The coastal land-water interface depends on how water levels change and the land moves vertically in both space and time. To combine or compare coastal elevations (land heights and water depths) from diverse sources, they must be referenced to the same vertical datum in a common framework. Using inconsistent datums can cause artificial discontinuities that become acutely problematic when producing maps at the accuracy that is critically needed by federal, state, and local authorities to make informed decisions.
The National Oceanic and Atmospheric Administration (NOAA -//www.noaa.gov/) has developed a revolutionary vertical datum transformation tool (VDatum) to address the inconsistent datum problem. A datum is the reference level to which geospatial data are gathered. For example, in the interest of navigational safety, NOAA collects water depth data to Mean Lower Low Water, and shoreline data to Mean High Water. The U.S. Geological Survey presently has their land elevation data referenced to Mean Sea Level and other datums. Geospatial data collected by NOAA and many other agencies and entities, particularly data collected in coastal regions, suffer from being tied to many different vertical reference datums.
VDatum translates geospatial data between 36 different vertical reference systems and removes the most serious impediments to data sharing allowing for the easy transformation of elevation data from one vertical datum to another. Geospatial data can be seamlessly integrated for the benefit of the U.S. public for applications such as Homeland Security and natural disaster preparedness. VDatum also allows NOAA to make full use of recent technological advancements [such as integration of depth data from an aircraft using a laser (LIDAR)] that will greatly improve the efficiency with which it acquires new and more accurate data for NOAA's nautical, navigational, and geospatial products and services. VDatum will also improve the efficiency and accuracy of hydrographic surveys for nautical charts by eliminating the need for time-consuming water level corrections and post processing.
The National Oceanic and Atmospheric Administration (NOAA) and the U.S. Geological Survey (USGS) first addressed the vertical datum transformation issue by collaborating on the pilot project to support a seamless bathymetric - topographic digital elevation model (DEM) for Florida's Tampa Bay region by merging the "best available" NOAA bathymetric data and USGS topography data. The VDatum software originally was designed to accommodate 28 transformations spanning the three major classes of vertical datums: orthometric, ellipsoidal, and tidal. A geoid model was used to convert between orthometric and ellipsoidal datums, a topography of the sea surface was computed to relate orthometric and tidal datums, and tidal modeling was used to compute the tidal datums. The output from each of these models was integrated into the VDatum software and then applied to bathymetry and topography for Tampa Bay. The best available bathymetric data were selected from the NOAA / NOS Hydrographic Survey database. For the Tampa bay region, approximately half of the sounding data collected were referenced to a mean low water (MLW) vertical datum, and the other half to a mean lower low water (MLLW) vertical datum. The best available topographic data were selected from the USGS National Elevation Dataset (NED). The NED dataset is horizontally referenced to NAD83 and vertically referenced to NAVD88. Prior to merging, both dataset were transformed to a common reference coordinate system, both horizontally and vertically, using VDatum.

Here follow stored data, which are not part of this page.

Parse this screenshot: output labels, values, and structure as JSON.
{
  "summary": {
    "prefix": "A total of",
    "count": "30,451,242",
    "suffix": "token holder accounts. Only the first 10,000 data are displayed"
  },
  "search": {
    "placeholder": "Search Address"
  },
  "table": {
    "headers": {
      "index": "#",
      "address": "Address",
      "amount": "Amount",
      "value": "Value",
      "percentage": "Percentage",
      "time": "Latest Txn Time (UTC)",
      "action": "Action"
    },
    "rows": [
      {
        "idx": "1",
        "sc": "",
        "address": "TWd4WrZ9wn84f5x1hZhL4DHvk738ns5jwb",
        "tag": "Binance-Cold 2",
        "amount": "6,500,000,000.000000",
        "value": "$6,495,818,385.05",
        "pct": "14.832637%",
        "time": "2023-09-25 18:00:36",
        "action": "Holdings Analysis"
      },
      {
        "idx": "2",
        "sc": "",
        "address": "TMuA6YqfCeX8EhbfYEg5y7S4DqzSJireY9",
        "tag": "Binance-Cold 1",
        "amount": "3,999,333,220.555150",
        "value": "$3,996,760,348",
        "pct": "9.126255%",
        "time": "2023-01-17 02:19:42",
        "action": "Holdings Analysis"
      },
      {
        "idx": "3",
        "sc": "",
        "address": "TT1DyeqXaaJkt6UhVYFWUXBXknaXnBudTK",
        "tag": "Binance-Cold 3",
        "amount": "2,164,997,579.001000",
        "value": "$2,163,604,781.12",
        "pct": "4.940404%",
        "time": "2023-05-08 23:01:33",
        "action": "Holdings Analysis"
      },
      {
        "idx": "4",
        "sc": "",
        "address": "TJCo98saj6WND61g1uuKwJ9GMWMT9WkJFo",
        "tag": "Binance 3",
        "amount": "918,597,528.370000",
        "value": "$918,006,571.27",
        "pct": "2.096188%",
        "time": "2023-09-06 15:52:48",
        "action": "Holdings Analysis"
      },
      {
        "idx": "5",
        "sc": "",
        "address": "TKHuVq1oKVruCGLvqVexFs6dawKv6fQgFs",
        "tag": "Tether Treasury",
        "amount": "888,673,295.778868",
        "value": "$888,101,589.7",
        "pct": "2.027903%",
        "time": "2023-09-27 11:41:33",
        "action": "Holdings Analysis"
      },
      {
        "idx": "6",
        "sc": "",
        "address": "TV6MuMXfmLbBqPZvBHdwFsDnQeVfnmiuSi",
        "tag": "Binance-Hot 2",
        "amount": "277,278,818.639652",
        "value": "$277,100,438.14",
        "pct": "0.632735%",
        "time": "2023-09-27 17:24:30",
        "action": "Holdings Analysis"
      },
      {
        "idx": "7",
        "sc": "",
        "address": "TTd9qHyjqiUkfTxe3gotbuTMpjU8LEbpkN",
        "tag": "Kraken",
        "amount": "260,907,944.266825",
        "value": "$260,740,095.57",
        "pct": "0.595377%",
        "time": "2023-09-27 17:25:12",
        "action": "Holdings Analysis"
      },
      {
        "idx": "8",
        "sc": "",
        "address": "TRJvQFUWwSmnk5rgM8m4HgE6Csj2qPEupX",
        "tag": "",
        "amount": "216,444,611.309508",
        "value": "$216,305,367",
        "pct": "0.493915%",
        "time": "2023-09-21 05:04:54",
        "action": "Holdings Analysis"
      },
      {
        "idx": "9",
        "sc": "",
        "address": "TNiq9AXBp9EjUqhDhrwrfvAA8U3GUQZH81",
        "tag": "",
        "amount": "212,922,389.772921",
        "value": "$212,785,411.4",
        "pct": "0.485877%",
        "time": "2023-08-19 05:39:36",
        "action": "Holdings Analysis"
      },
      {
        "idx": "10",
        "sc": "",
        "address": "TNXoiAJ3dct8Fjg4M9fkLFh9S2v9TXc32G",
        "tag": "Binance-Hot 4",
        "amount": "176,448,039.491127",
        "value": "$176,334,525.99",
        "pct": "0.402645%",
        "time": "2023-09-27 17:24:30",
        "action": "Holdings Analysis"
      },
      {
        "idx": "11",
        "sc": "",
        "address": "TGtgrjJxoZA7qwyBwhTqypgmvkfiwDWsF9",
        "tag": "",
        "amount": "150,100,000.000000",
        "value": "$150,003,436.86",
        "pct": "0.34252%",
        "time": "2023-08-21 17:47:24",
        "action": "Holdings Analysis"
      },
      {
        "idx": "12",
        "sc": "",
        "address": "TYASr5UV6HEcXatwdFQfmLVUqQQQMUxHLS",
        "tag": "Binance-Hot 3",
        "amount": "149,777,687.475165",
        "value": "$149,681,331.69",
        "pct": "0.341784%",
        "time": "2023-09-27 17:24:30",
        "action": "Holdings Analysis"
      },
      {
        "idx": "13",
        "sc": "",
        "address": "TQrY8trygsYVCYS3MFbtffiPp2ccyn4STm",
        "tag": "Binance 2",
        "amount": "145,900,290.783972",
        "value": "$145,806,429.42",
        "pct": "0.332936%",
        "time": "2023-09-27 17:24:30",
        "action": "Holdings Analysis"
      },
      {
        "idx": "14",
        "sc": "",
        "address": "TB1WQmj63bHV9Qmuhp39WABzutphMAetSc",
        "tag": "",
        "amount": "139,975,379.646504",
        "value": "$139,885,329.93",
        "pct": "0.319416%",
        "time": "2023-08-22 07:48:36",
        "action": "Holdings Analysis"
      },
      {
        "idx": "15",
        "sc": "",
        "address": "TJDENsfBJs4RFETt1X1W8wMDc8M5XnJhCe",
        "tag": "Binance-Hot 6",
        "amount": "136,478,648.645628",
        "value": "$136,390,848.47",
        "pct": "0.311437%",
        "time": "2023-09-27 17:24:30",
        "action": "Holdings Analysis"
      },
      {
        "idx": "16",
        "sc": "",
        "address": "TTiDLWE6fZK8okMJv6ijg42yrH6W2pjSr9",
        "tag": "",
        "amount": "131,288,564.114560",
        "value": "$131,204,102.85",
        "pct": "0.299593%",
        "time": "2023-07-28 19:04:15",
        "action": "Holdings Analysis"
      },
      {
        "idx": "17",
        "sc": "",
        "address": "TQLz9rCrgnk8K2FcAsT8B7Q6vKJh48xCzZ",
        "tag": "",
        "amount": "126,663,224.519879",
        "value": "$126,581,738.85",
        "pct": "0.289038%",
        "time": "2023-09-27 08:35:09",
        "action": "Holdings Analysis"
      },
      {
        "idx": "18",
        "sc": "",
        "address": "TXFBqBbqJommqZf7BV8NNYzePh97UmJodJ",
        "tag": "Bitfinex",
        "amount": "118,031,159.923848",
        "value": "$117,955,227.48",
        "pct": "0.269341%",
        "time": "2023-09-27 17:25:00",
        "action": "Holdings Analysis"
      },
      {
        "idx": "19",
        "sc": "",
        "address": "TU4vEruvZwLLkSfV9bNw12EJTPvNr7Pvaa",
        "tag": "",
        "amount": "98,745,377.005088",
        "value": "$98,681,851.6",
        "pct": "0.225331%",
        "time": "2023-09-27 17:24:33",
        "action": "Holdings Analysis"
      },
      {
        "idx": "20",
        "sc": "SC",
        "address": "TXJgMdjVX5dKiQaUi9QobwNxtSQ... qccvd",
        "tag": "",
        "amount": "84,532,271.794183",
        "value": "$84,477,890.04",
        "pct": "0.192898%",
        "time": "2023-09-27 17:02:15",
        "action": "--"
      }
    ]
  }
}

The successful development and implementation of VDatum in Tampa Bay showed how data could be made more useful to coastal managers and applications. Not only were all existing bathy/topo data integrated into a seamless DEM, but the tool can also be used to transform all future elevation data acquired in the area. Shorelines may be more accurately computed by applying VDatum to LIDAR data. Bathymetry may be more easily referenced to a vertical datum, without installation of temporary tide gauges concurrent to hydrographic survey operations. Furthermore, applications dependent on a seamless land-water DEM are now more accurate, including storm surge modeling, habitat restoration, sea level rise effects, and ecosystem studies. All of the benefits of having VDatum available in an area such as Tampa Bay demonstrated its potential utility in serving as a national backbone for linking and transforming elevation data from a multitude of sources.
Building a national VDatum has since proceeded with applications currently covering the continental United States and Puerto Rico and the U.S. Virgin Islands. VDatum is currently revisiting several regions to update models with improved foundational geodetic and tidal data. A seamless VDatum software will emerge to cover all of the U.S. coastal areas out to 25 nautical miles from land. The availability of VDatum nationwide enables bathymetric, topographic and coastline data to be easily transformed and assembled in a manner that complements dissemination through national databases.
Lidar-derived Shoreline
With the completion of the VDatum tool in our Nation's waters, advancements in the awareness of electronic charting systems and ECDIS for the Electronic Navigational Chart will be possible. Vessels's exact orientation in the water can be accurately determined using Differential GPS. This information can then be incorporated into the charting system along with real-time display of water depths corrected for tides for the entire body of water. Danger areas can be displayed automatically that will adjust depending on the vessels draft and water level as a vessel transits through areas of concern. VDatum will also provide a tool for coastal restoration projects that require high-resolution wetland, bathymetric, and water level inundation maps.